25 is a flowchart showing another process (modification 2) different from the process shown in FIG.

FIG. 26 is a block diagram showing a data pattern corresponding to PM5 in step b13 of FIG. 25.

27 is a block diagram showing a schematic configuration of a second flag detector 700 that executes the processing shown in FIG.

FIG. 28 is a first candidate flag B different from the processing shown in FIG.
9 is a flowchart of a process (variant 3) for obtaining

FIG. 29 shows “B = C ′” shown in step b27 of FIG.
_-x "is a flowchart showing the processing contents.

30 is a second candidate flag A different from the processing shown in FIG.
9 is a flowchart of a process (variant 3) for obtaining

FIG. 31 shows “A =” shown in step a37 of FIG.
7 is a flowchart showing the processing contents of "C- _y ".

FIG. 32 is a flowchart showing a process (modified example 3) of obtaining a candidate flag C from the second candidate flag A and the first candidate flag B.

FIG. 33 is a data map of the candidate flag B formed by the processing shown in FIGS. 28 and 29, showing a part thereof.

34 is a data map of the candidate flag A formed by the processing shown in FIG. 30 and FIG. 31, showing a part thereof.

FIG. 35 is a data map of the candidate flag C formed by the processing shown in FIG. 32, showing a part thereof.

FIG. 36 shows a candidate flag C and image data D ′ (D ′ is D
To the closed loop fill signal Y
FIG. 2 is a block diagram showing a configuration for obtaining a closed loop inner region signal Y3.

37 is a first candidate flag B different from the processing shown in FIG.
14 is a flowchart of a process (variation 4) for obtaining

38 is a second candidate flag A different from the processing shown in FIG.
14 is a flowchart of a process (variation 4) for obtaining

FIG. 39 is a block diagram showing a pattern of data matching, (a) PM6, (b) PM7, (c).
PM8, (d) PM9, (e) PM11, (f)
PM12, (i) PM13, (j) PM14,
(K) shows PM15, respectively.

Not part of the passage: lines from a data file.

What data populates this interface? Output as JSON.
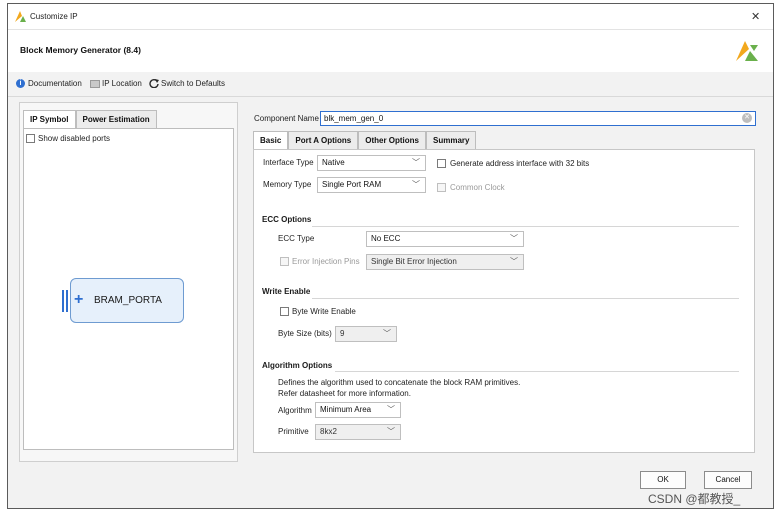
{
  "window": {
    "title": "Customize IP"
  },
  "header": {
    "title": "Block Memory Generator (8.4)"
  },
  "toolbar": {
    "documentation": "Documentation",
    "ip_location": "IP Location",
    "switch_defaults": "Switch to Defaults"
  },
  "left_tabs": [
    "IP Symbol",
    "Power Estimation"
  ],
  "show_disabled_ports": "Show disabled ports",
  "symbol": {
    "port_label": "BRAM_PORTA"
  },
  "component": {
    "label": "Component Name",
    "value": "blk_mem_gen_0"
  },
  "right_tabs": [
    "Basic",
    "Port A Options",
    "Other Options",
    "Summary"
  ],
  "basic": {
    "interface_type_label": "Interface Type",
    "interface_type_value": "Native",
    "gen_address_label": "Generate address interface with 32 bits",
    "memory_type_label": "Memory Type",
    "memory_type_value": "Single Port RAM",
    "common_clock_label": "Common Clock"
  },
  "ecc": {
    "title": "ECC Options",
    "type_label": "ECC Type",
    "type_value": "No ECC",
    "error_injection_label": "Error Injection Pins",
    "error_injection_value": "Single Bit Error Injection"
  },
  "write_enable": {
    "title": "Write Enable",
    "byte_write_label": "Byte Write Enable",
    "byte_size_label": "Byte Size (bits)",
    "byte_size_value": "9"
  },
  "algorithm": {
    "title": "Algorithm Options",
    "desc1": "Defines the algorithm used to concatenate the block RAM primitives.",
    "desc2": "Refer datasheet for more information.",
    "algorithm_label": "Algorithm",
    "algorithm_value": "Minimum Area",
    "primitive_label": "Primitive",
    "primitive_value": "8kx2"
  },
  "buttons": {
    "ok": "OK",
    "cancel": "Cancel"
  },
  "watermark": "CSDN @都教授_",
  "colors": {
    "accent_blue": "#2f6fd0",
    "logo_green": "#6ab04c",
    "logo_yellow": "#f2a81d"
  }
}
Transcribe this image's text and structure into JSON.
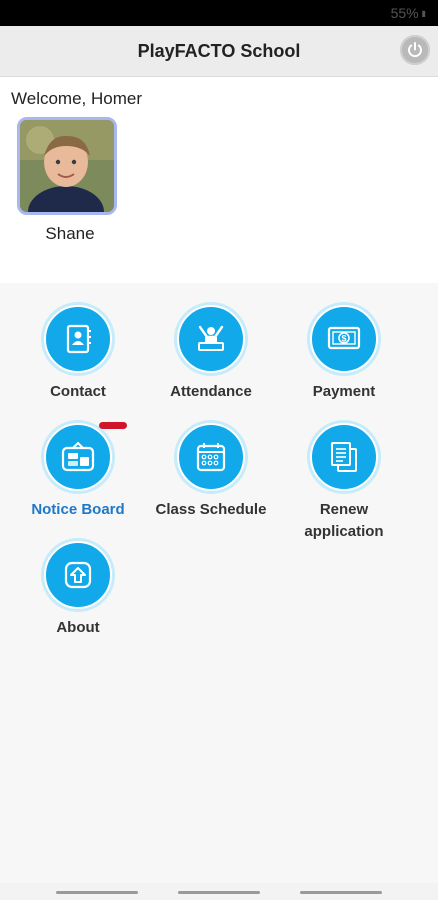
{
  "status": {
    "battery": "55%",
    "battery_icon": "battery-icon"
  },
  "header": {
    "title": "PlayFACTO School",
    "power_icon": "power-icon"
  },
  "profile": {
    "welcome": "Welcome, Homer",
    "child_name": "Shane"
  },
  "menu": {
    "items": [
      {
        "label": "Contact",
        "icon": "contact-book-icon"
      },
      {
        "label": "Attendance",
        "icon": "attendance-icon"
      },
      {
        "label": "Payment",
        "icon": "payment-icon"
      },
      {
        "label": "Notice Board",
        "icon": "notice-board-icon",
        "active": true
      },
      {
        "label": "Class Schedule",
        "icon": "calendar-icon"
      },
      {
        "label": "Renew application",
        "icon": "documents-icon"
      },
      {
        "label": "About",
        "icon": "arrow-up-icon"
      }
    ]
  },
  "colors": {
    "accent": "#12a9ea",
    "active_label": "#1e78c8",
    "badge": "#d0152a"
  }
}
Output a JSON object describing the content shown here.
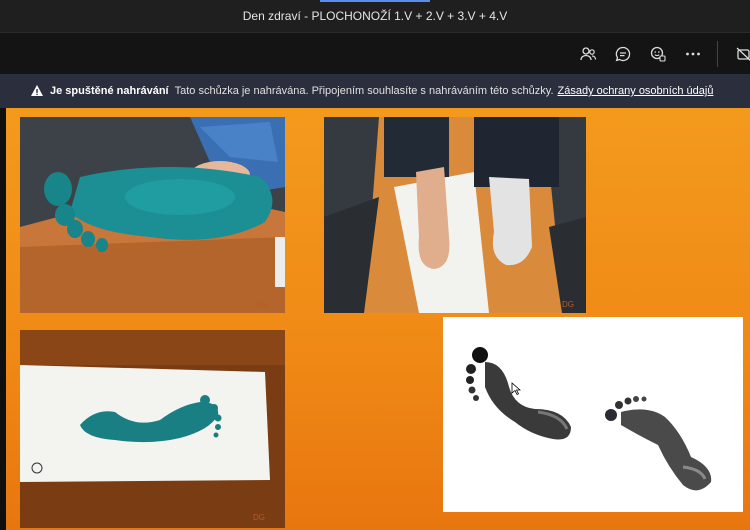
{
  "window": {
    "title": "Den zdraví - PLOCHONOŽÍ 1.V + 2.V + 3.V + 4.V"
  },
  "toolbar": {
    "icons": [
      "people-icon",
      "chat-icon",
      "reactions-icon",
      "more-icon",
      "camera-off-icon"
    ]
  },
  "banner": {
    "label": "Je spuštěné nahrávání",
    "text": "Tato schůzka je nahrávána. Připojením souhlasíte s nahráváním této schůzky.",
    "link": "Zásady ochrany osobních údajů"
  },
  "slide": {
    "watermark": "DG"
  },
  "colors": {
    "accent": "#5b8def",
    "banner_bg": "#2b2f3d",
    "slide_orange": "#f08a16",
    "paint": "#1b8a8a"
  }
}
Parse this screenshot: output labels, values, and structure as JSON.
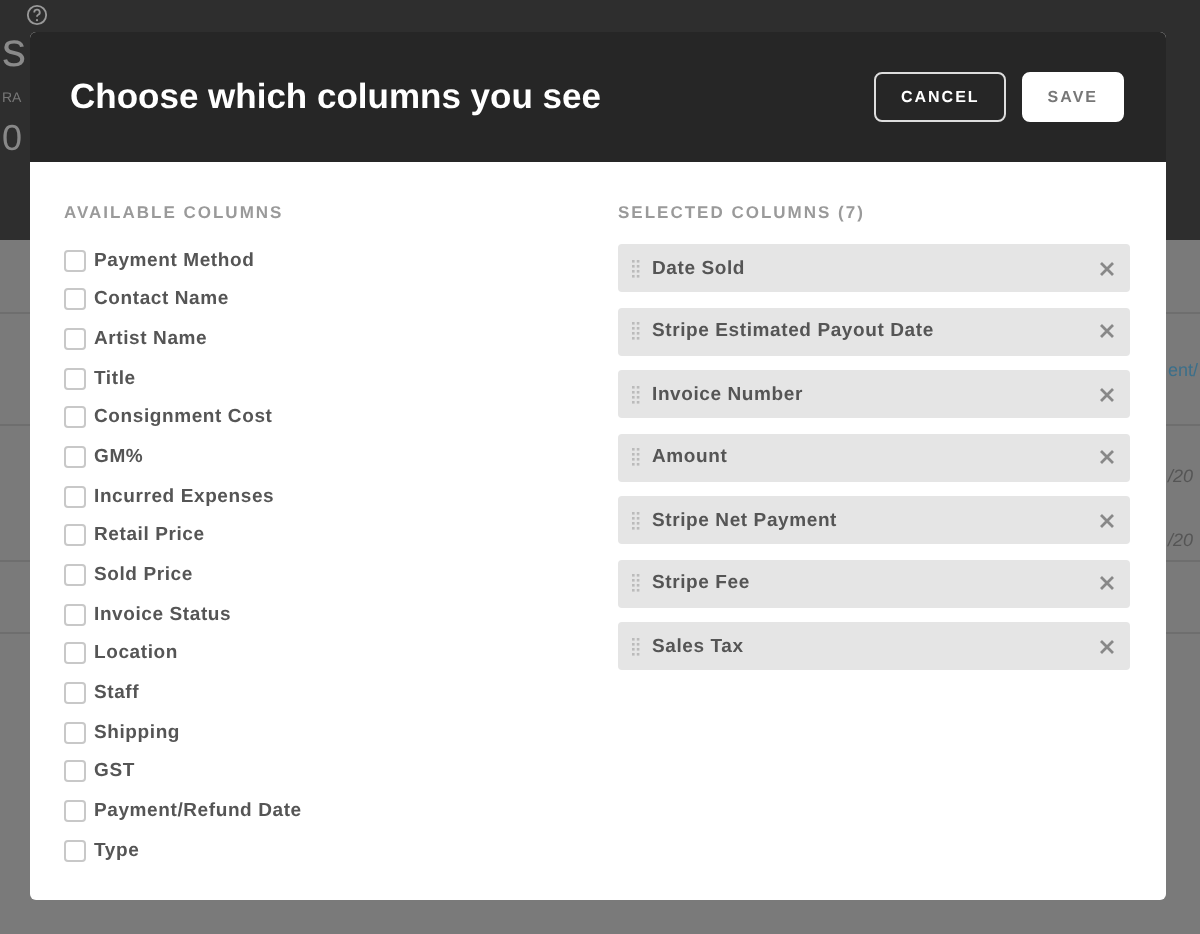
{
  "background": {
    "fragments": [
      {
        "kind": "heading",
        "text": "s"
      },
      {
        "kind": "label",
        "text": "RA"
      },
      {
        "kind": "value",
        "text": "0"
      },
      {
        "kind": "link",
        "text": "ent/"
      },
      {
        "kind": "date",
        "text": "/20"
      },
      {
        "kind": "date",
        "text": "/20"
      }
    ]
  },
  "dialog": {
    "title": "Choose which columns you see",
    "buttons": [
      {
        "label": "CANCEL",
        "kind": "secondary"
      },
      {
        "label": "SAVE",
        "kind": "primary"
      }
    ],
    "available": {
      "heading": "AVAILABLE COLUMNS",
      "columns": [
        {
          "label": "Payment Method",
          "checked": false
        },
        {
          "label": "Contact Name",
          "checked": false
        },
        {
          "label": "Artist Name",
          "checked": false
        },
        {
          "label": "Title",
          "checked": false
        },
        {
          "label": "Consignment Cost",
          "checked": false
        },
        {
          "label": "GM%",
          "checked": false
        },
        {
          "label": "Incurred Expenses",
          "checked": false
        },
        {
          "label": "Retail Price",
          "checked": false
        },
        {
          "label": "Sold Price",
          "checked": false
        },
        {
          "label": "Invoice Status",
          "checked": false
        },
        {
          "label": "Location",
          "checked": false
        },
        {
          "label": "Staff",
          "checked": false
        },
        {
          "label": "Shipping",
          "checked": false
        },
        {
          "label": "GST",
          "checked": false
        },
        {
          "label": "Payment/Refund Date",
          "checked": false
        },
        {
          "label": "Type",
          "checked": false
        }
      ]
    },
    "selected": {
      "heading": "SELECTED COLUMNS (7)",
      "columns": [
        {
          "label": "Date Sold"
        },
        {
          "label": "Stripe Estimated Payout Date"
        },
        {
          "label": "Invoice Number"
        },
        {
          "label": "Amount"
        },
        {
          "label": "Stripe Net Payment"
        },
        {
          "label": "Stripe Fee"
        },
        {
          "label": "Sales Tax"
        }
      ]
    }
  }
}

Also, (g) is shown in FIG.
7 shows a data pattern when it is not "P11" at step b48 of FIG. 7, and (h) shows "P11" at step b50 of FIG.
The data patterns when it is not 12 ”are shown.

FIG. 40 (a) is a case where a plurality of closed loops are in contact, (b) is a case where the closed loops are multiple, (c)
When a part of the loop is open and not a closed loop, (d) is a closed loop having a complicated shape with unevenness,
It is a top view showing an example of the figure.

41A is a plan view showing an example of a figure having a concave portion on the rear end side in the sub-scanning direction, and FIG. 41B is a plan view showing an example of a figure in which closed loops are multiplexed.

[Explanation of symbols]

1: Image reading unit 2: Image processing unit 3: Image recording unit 4: Control unit 5: Operation unit 26: Image processing circuit 100: Circuit for performing first candidate detection of pixels in closed loop
(First Data Forming Means) 200: Circuit for Performing Second Candidate Detection of Pixels in Closed Loop
(Second Data Forming Means) 203, 204: Logic Gate Circuit 300: Detector of Circuit 100 400: Detector of Circuit 200 500: Output Circuit (203, 204, 500: Output Means) 500 ′: Output Circuit 500 Transformation circuit (data conversion means)

Claims (2)

[Claims] 1. A method of sequentially inputting binarized data corresponding to an original image and forming first closed-loop pixel candidate data corresponding to a combination of arbitrary target pixel data and data adjacent to the pixel data. No. 1 data forming unit; sequentially inputs binary data corresponding to an original image, and supports a combination of arbitrary target pixel data and data adjacent to the pixel data, which is different from the combination of the first data forming unit. Second data forming means for forming second closed-loop pixel candidate data; instructing means; and, when instructed by the instructing means, target pixel data, first closed-loop pixel candidate data, and second closed-loop pixel An image processing apparatus comprising: output means for converting data corresponding to a closed loop region or a concave region of a document image into a predetermined value and outputting the data by combining candidate data. 2. The image processing apparatus according to claim 1, further comprising data conversion means for converting data output from the output means into predetermined color image data.